I still feared this would be a waste of time.

But for her, for Paul, and for Diane, I’d try.

“Okay. We have a plan. Now let’s just eat these amazing-looking paninis and then I have to get back to work.”

She drew in a ragged breath and forced some curiosity into her, “Work?”

“A little video. It’s kinda confidential,” I lied. “But it’s fun.” Another lie (mostly).

Her face fell.

She wanted her mind turned.

“But I met a guy.”

She brightened again.

God.

Why did I tell her I’d met a guy?

“Really?” she asked, genuinely interested.

Damn.

“Yeah. He’s . . .” I smiled at her (that was genuine too). “He’s really cool, Amy.”

“Yes?”

I smiled bigger at her and leaned her way. “And he’s a really good kisser.”

And for once, that was the truth.

Though it wasn’t the truth, it was the truth.

Rush Allen could kiss.

And he could take a tease.

And he could listen, be gentle, be firm without being a dick, and he didn’t run a mile when Essence told him her Woodstock orgy story.

The kiss was the best.

But the Essence thing said a lot.

Amy giggled a little, it wasn’t much, but I’d take it.

We chatted minimally about Rush.

We avoided chatting about why Paul was not at work or the fact he had not returned to his panini.

And we ate our paninis chatting more about Essence and Diesel, Molly and Maddox’s commitment ceremony, what dress I’d wear to their festivities and then what kind of dress I’d wear when I was nominated for an Academy Award.

Then I left, giving Amy a hug goodbye and telling her to extend that to Paul since he was nowhere to be found.

And I drove back to the set thinking Amy was right about one thing.

They needed closure.

I also needed closure.

I had not lied about the fact that Hank and Eddie had not given up on Diane.

But something had to give.

And soon.

And maybe Harrietta was playing me.

The woman might be weaselly but she was weak, and if I put the lean on her, she might deliver.

And Valenzuela liked me.

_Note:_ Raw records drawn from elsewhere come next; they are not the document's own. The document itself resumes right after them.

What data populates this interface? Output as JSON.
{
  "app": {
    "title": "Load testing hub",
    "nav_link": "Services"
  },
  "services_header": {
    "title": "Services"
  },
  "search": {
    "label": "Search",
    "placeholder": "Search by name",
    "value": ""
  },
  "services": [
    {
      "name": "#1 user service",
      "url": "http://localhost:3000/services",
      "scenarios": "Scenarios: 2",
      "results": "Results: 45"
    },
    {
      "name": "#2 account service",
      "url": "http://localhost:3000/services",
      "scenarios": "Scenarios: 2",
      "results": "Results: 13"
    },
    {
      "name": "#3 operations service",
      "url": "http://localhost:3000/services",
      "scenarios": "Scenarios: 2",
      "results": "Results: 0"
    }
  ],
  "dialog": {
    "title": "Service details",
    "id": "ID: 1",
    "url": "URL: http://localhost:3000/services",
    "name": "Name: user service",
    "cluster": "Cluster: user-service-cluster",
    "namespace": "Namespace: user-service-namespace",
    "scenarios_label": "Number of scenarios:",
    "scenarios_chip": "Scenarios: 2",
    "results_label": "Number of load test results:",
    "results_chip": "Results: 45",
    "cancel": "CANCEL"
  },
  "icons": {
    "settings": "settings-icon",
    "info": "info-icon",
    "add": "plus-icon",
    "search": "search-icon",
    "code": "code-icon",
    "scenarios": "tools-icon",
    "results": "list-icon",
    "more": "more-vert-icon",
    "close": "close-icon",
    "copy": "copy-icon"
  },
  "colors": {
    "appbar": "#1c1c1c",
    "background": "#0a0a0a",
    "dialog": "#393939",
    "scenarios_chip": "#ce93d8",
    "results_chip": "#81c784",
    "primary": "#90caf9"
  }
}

He was hanging around more and more these days.

It made me sick to my stomach just at the thought, but I could finagle more time with him, maybe get him to trust me, overhear phone conversations, I didn’t know . . .

Something.

Anything.

What I couldn’t do was get any of that if I pulled out.

So maybe I shouldn’t pull out.

The very idea of this was going to tick Rush off.

Big time.

But maybe he’d get it.

Maybe I could talk him into getting it.

He was into me.

Maybe he’d get it.

But everything was falling apart even worse than it’d already fallen apart, and someone had to do something about it.

And since there was no one else to do it (but Hank and Eddie) . . .

There was no way around it.

That someone was me.

It was kind of exhausting, the fact that someone seemed to always be me.

But that didn’t make it less true.

That someone was me.

So I couldn’t pull out now.





Snapper

It was an itch.

And not a good itch.

And it wasn’t the first time he’d felt it.

It’d been happening off and on the last couple of days everywhere he went.

But when Snap parked, cut the power to his bike and swung off his ride, he looked around.

And as usual, saw nothing.

Cars parked on the street.

No people walking.

No one in a car hanging and watching him.